Beginning with the New York Philharmonic concert season of 1958-59, Leonard Bernstein offered his audience a departure from the normal concert experience. He included an informal talk in the first concert of a week's series, which he called a Thursday Evening Preview. Usually given at the beginning of the concert, but sometimes between pieces, the brief talks covered a variety of topics, often centering on the techniques, styles and compositional school of a composer whose work was featured that evening; or on a topical subject such as American or other national style in music. Bernstein adapted both his concerts and the format of his talks to audience response in order to sustain the intimate, informal atmosphere he desired. The talks became less frequent after their initial season but continued until 1964.
Typically, the documentation for each talk is a handwritten draft and a typewritten script with handwritten emendations and annotations. Musical examples or additional materials are rare.
The Leonard Bernstein Collection at the Library of Congress contains more than 15,500 pieces of correspondence to and from Leonard Bernstein. The online collection presents selections of this correspondence dating from 1932 to 1990 that include letters, telegrams, notes, and messages from greeting cards and postcards. The selected correspondence comes from four sources: Bernstein family members; Helen Coates, Bernstein's piano teacher during his adolescence who became his close friend and lifelong personal assistant; Aaron Copland, the eminent American composer, Bernstein's colleague and friend; and Serge Koussevitzky, Bernstein's mentor and a revered conductor and advocate of twentieth century music, and his wife Olga.
Family members whose correspondence is represented includes Leonard's parents, Sam and Jennie Bernstein; his sister, Shirley Bernstein; his brother, Burton Bernstein; and his wife, Felicia Montealegre Bernstein. In most cases, the correspondence includes communications both to and from Bernstein.
Leonard Bernstein's life, besides being richly creative, was also extensively documented. In addition to his manuscripts and voluminous correspondence, there are also his recordings, videos, film footage, and thousands of photographs. This is truly a multimedia archive, which makes it particularly appropriate for presentation by the Library of Congress's ambitious new online initiative, the National Digital Library Program.
The estate of Leonard Bernstein chose the Library of Congress as the repository for the Leonard Bernstein Collection because of the Library's strong commitment, spearheaded by the Librarian, James Billington, to make portions of its collections available through the new digital media. Moreover, Bernstein's career coincided with the rise of television, and it was his unique genius to understand the power of this new medium to communicate the joy of music to millions of people through it.

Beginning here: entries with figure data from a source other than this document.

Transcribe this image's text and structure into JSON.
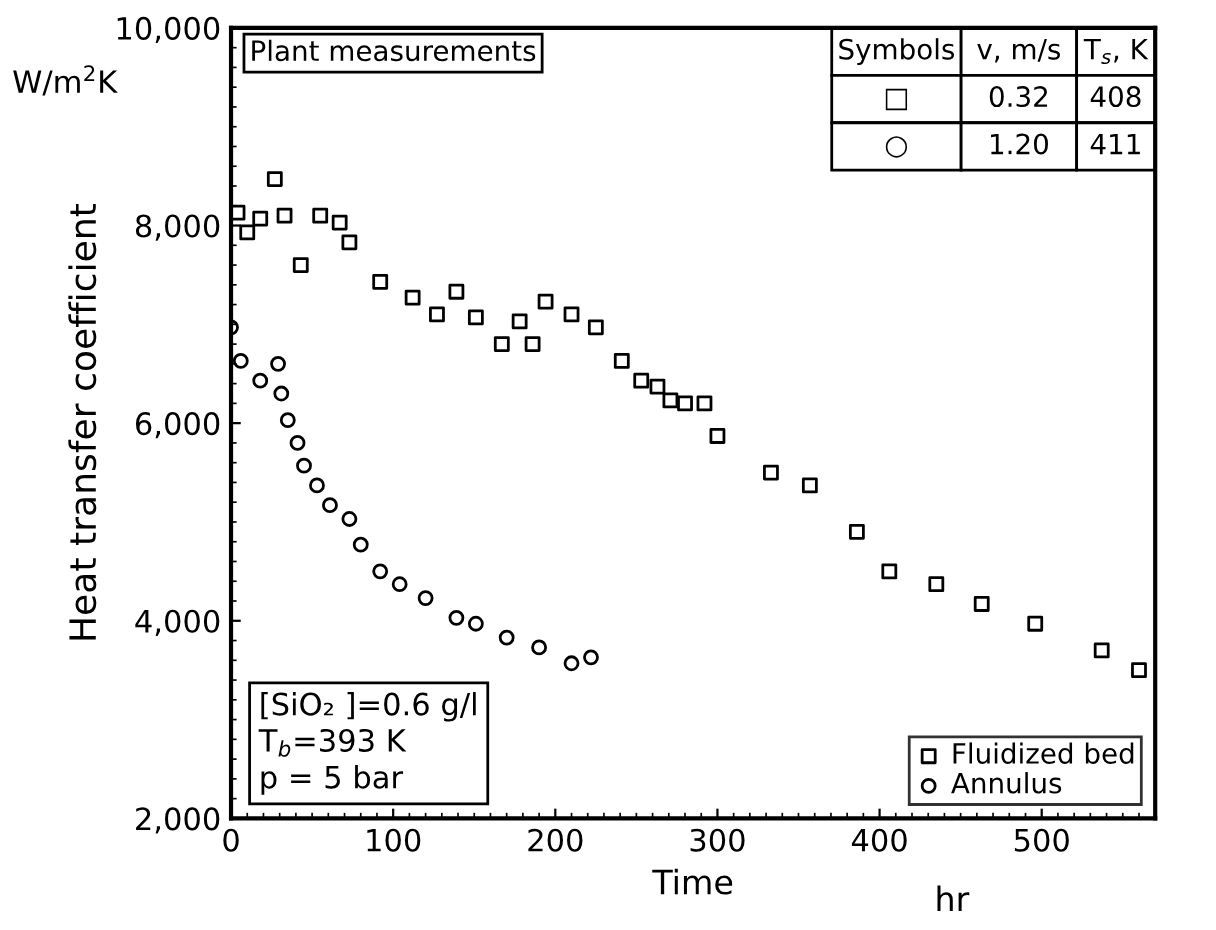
{
  "chart_data": {
    "type": "scatter",
    "xlabel": "Time",
    "ylabel": "Heat transfer coefficient",
    "xlim": [
      0,
      570
    ],
    "ylim": [
      2000,
      10000
    ],
    "xticks": [
      0,
      100,
      200,
      300,
      400,
      500
    ],
    "yticks": [
      {
        "value": 2000,
        "label": "2,000"
      },
      {
        "value": 4000,
        "label": "4,000"
      },
      {
        "value": 6000,
        "label": "6,000"
      },
      {
        "value": 8000,
        "label": "8,000"
      },
      {
        "value": 10000,
        "label": "10,000"
      }
    ],
    "grid": false,
    "legend": "bottom right",
    "annotations": [
      "Plant measurements",
      "[SiO₂ ]=0.6 g/l",
      "T$_{b}$=393 K",
      "p = 5 bar",
      "W/m$^{2}$K",
      "hr",
      "Symbols",
      "v, m/s",
      "T$_{s}$, K",
      "□",
      "0.32",
      "408",
      "○",
      "1.20",
      "411"
    ],
    "series": [
      {
        "name": "Fluidized bed",
        "color": "#000000",
        "marker": "square",
        "x": [
          4,
          10,
          18,
          27,
          33,
          43,
          55,
          67,
          73,
          92,
          112,
          127,
          139,
          151,
          167,
          178,
          186,
          194,
          210,
          225,
          241,
          253,
          263,
          271,
          280,
          292,
          300,
          333,
          357,
          386,
          406,
          435,
          463,
          496,
          537,
          560
        ],
        "values": [
          8130,
          7930,
          8070,
          8470,
          8100,
          7600,
          8100,
          8030,
          7830,
          7430,
          7270,
          7100,
          7330,
          7070,
          6800,
          7030,
          6800,
          7230,
          7100,
          6970,
          6630,
          6430,
          6370,
          6230,
          6200,
          6200,
          5870,
          5500,
          5370,
          4900,
          4500,
          4370,
          4170,
          3970,
          3700,
          3500
        ]
      },
      {
        "name": "Annulus",
        "color": "#000000",
        "marker": "circle",
        "x": [
          0,
          6,
          18,
          29,
          31,
          35,
          41,
          45,
          53,
          61,
          73,
          80,
          92,
          104,
          120,
          139,
          151,
          170,
          190,
          210,
          222
        ],
        "values": [
          6970,
          6630,
          6430,
          6600,
          6300,
          6030,
          5800,
          5570,
          5370,
          5170,
          5030,
          4770,
          4500,
          4370,
          4230,
          4030,
          3970,
          3830,
          3730,
          3570,
          3630
        ]
      }
    ]
  }
}
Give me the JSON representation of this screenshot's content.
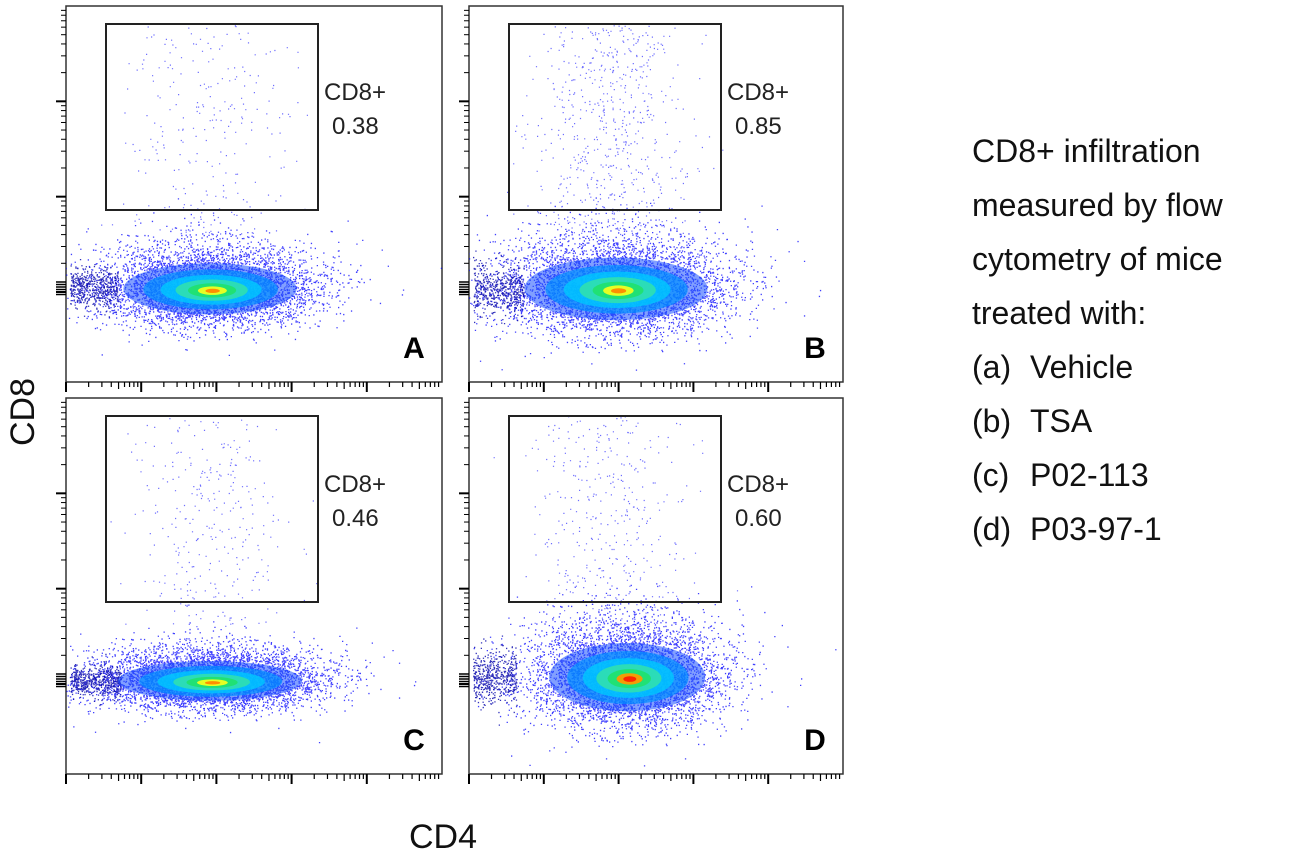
{
  "chart_data": {
    "type": "scatter",
    "subtype": "flow-cytometry-density-plot",
    "xlabel": "CD4",
    "ylabel": "CD8",
    "gate_name": "CD8+",
    "panels": [
      {
        "id": "A",
        "label": "A",
        "gate_label": "CD8+",
        "gate_value": "0.38",
        "treatment": "Vehicle"
      },
      {
        "id": "B",
        "label": "B",
        "gate_label": "CD8+",
        "gate_value": "0.85",
        "treatment": "TSA"
      },
      {
        "id": "C",
        "label": "C",
        "gate_label": "CD8+",
        "gate_value": "0.46",
        "treatment": "P02-113"
      },
      {
        "id": "D",
        "label": "D",
        "gate_label": "CD8+",
        "gate_value": "0.60",
        "treatment": "P03-97-1"
      }
    ]
  },
  "description": {
    "lines": [
      "CD8+ infiltration",
      "measured by flow",
      "cytometry of mice",
      "treated with:"
    ],
    "items": [
      {
        "key": "(a)",
        "text": "Vehicle"
      },
      {
        "key": "(b)",
        "text": "TSA"
      },
      {
        "key": "(c)",
        "text": "P02-113"
      },
      {
        "key": "(d)",
        "text": "P03-97-1"
      }
    ]
  },
  "colors": {
    "density_low": "#0000ff",
    "density_mid": "#00c8ff",
    "density_green": "#20e070",
    "density_yellow": "#f0ff20",
    "density_high": "#ff2000",
    "axis": "#000000"
  }
}
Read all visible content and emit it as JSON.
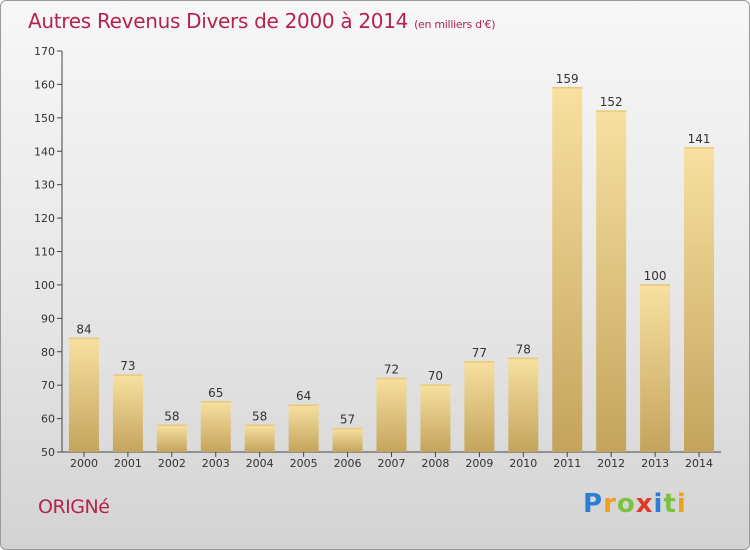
{
  "chart_data": {
    "type": "bar",
    "title": "Autres Revenus Divers de 2000 à 2014",
    "subtitle": "(en milliers d'€)",
    "categories": [
      "2000",
      "2001",
      "2002",
      "2003",
      "2004",
      "2005",
      "2006",
      "2007",
      "2008",
      "2009",
      "2010",
      "2011",
      "2012",
      "2013",
      "2014"
    ],
    "values": [
      84,
      73,
      58,
      65,
      58,
      64,
      57,
      72,
      70,
      77,
      78,
      159,
      152,
      100,
      141
    ],
    "ylim": [
      50,
      170
    ],
    "yticks": [
      50,
      60,
      70,
      80,
      90,
      100,
      110,
      120,
      130,
      140,
      150,
      160,
      170
    ],
    "grid": false,
    "xlabel": "",
    "ylabel": "",
    "colors": {
      "bar_light": "#f5dc96",
      "bar_dark": "#c7a75c",
      "title": "#b5224e"
    }
  },
  "footer": {
    "place": "ORIGNé",
    "logo_letters": [
      "P",
      "r",
      "o",
      "x",
      "i",
      "t",
      "i"
    ],
    "logo_colors": [
      "#2a7fd4",
      "#f0a020",
      "#7cc242",
      "#e23a2a",
      "#2a7fd4",
      "#7cc242",
      "#f0a020"
    ]
  }
}
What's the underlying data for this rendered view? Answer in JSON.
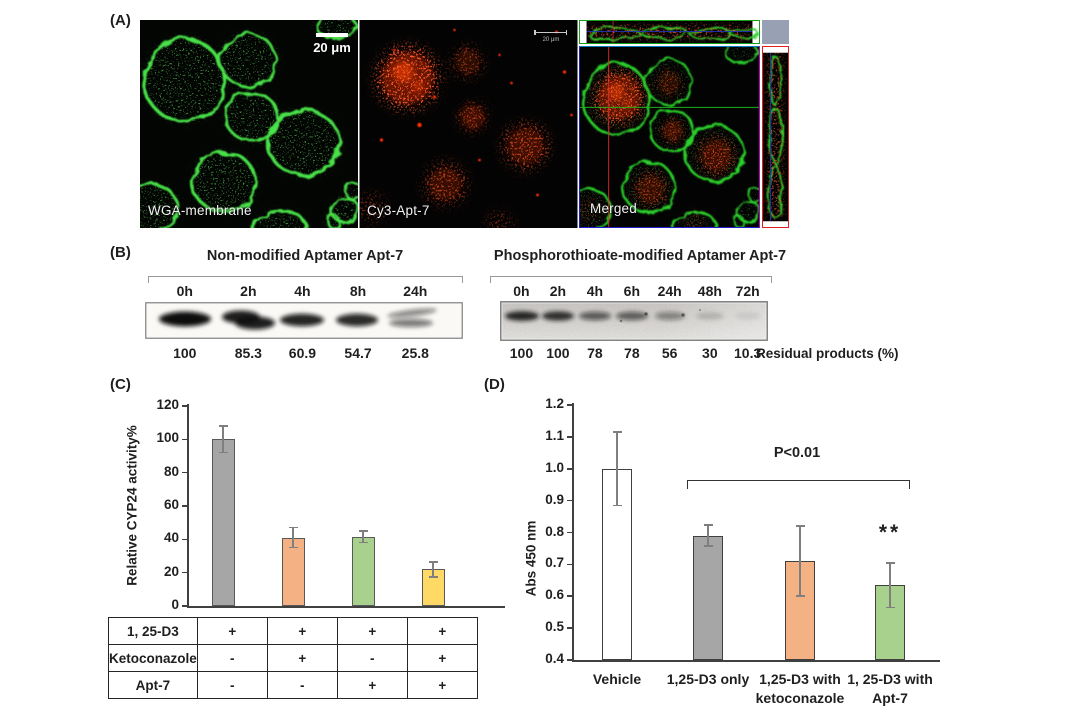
{
  "figure_labels": {
    "A": "(A)",
    "B": "(B)",
    "C": "(C)",
    "D": "(D)"
  },
  "panelA": {
    "captions": [
      "WGA-membrane",
      "Cy3-Apt-7",
      "Merged"
    ],
    "scalebar_wga": "20 μm",
    "scalebar_cy3": "20 μm"
  },
  "panelB": {
    "left_gel": {
      "title": "Non-modified Aptamer Apt-7",
      "lanes": [
        "0h",
        "2h",
        "4h",
        "8h",
        "24h"
      ],
      "values": [
        "100",
        "85.3",
        "60.9",
        "54.7",
        "25.8"
      ]
    },
    "right_gel": {
      "title": "Phosphorothioate-modified Aptamer Apt-7",
      "lanes": [
        "0h",
        "2h",
        "4h",
        "6h",
        "24h",
        "48h",
        "72h"
      ],
      "values": [
        "100",
        "100",
        "78",
        "78",
        "56",
        "30",
        "10.3"
      ],
      "note": "Residual products (%)"
    }
  },
  "chart_data": [
    {
      "id": "C",
      "type": "bar",
      "ylabel": "Relative CYP24 activity%",
      "ylim": [
        0,
        120
      ],
      "ytick_step": 20,
      "yticks": [
        0,
        20,
        40,
        60,
        80,
        100,
        120
      ],
      "categories": [
        "1,25-D3",
        "1,25-D3 + Ketoconazole",
        "1,25-D3 + Apt-7",
        "1,25-D3 + Ketoconazole + Apt-7"
      ],
      "values": [
        100,
        41,
        41.5,
        22
      ],
      "errors": [
        8,
        6,
        3.5,
        4.5
      ],
      "bar_colors": [
        "#a6a6a6",
        "#f4b183",
        "#a9d18e",
        "#ffd966"
      ],
      "bar_border": "#595959",
      "grid": false,
      "condition_table": {
        "rows": [
          {
            "label": "1, 25-D3",
            "cells": [
              "+",
              "+",
              "+",
              "+"
            ]
          },
          {
            "label": "Ketoconazole",
            "cells": [
              "-",
              "+",
              "-",
              "+"
            ]
          },
          {
            "label": "Apt-7",
            "cells": [
              "-",
              "-",
              "+",
              "+"
            ]
          }
        ]
      }
    },
    {
      "id": "D",
      "type": "bar",
      "ylabel": "Abs 450 nm",
      "ylim": [
        0.4,
        1.2
      ],
      "ytick_step": 0.1,
      "yticks": [
        0.4,
        0.5,
        0.6,
        0.7,
        0.8,
        0.9,
        1.0,
        1.1,
        1.2
      ],
      "categories": [
        "Vehicle",
        "1,25-D3 only",
        "1,25-D3 with ketoconazole",
        "1, 25-D3 with Apt-7"
      ],
      "category_lines": [
        [
          "Vehicle"
        ],
        [
          "1,25-D3 only"
        ],
        [
          "1,25-D3 with",
          "ketoconazole"
        ],
        [
          "1, 25-D3 with",
          "Apt-7"
        ]
      ],
      "values": [
        1.0,
        0.79,
        0.71,
        0.635
      ],
      "errors": [
        0.115,
        0.033,
        0.11,
        0.07
      ],
      "bar_colors": [
        "#ffffff",
        "#a6a6a6",
        "#f4b183",
        "#a9d18e"
      ],
      "bar_border": "#404040",
      "grid": false,
      "significance": {
        "bracket_label": "P<0.01",
        "stars": "**"
      }
    }
  ]
}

So it seems entirely in keeping with Bernstein's generosity of spirit to make materials from his archives available to the greatest number of people -- which is the essential purpose of the National Digital Library Program.
Through digital technology, on-line users will be able to gain access to portions of the Leonard Bernstein Collection, and sample the wealth of material there. Not only does the collection document the career of an extraordinary 20th-century American, it also illuminates the transformations and upheavals of the times he lived in.
With this ambitious on-line initiative, the Library of Congress is truly fulfilling its purpose, preserving the past as it embraces the future. The National Digital Library Program is the perfect way for the Library to assert its relevance in the next century, and the estate and family of Leonard Bernstein are very proud to be participants in this far-reaching enterprise.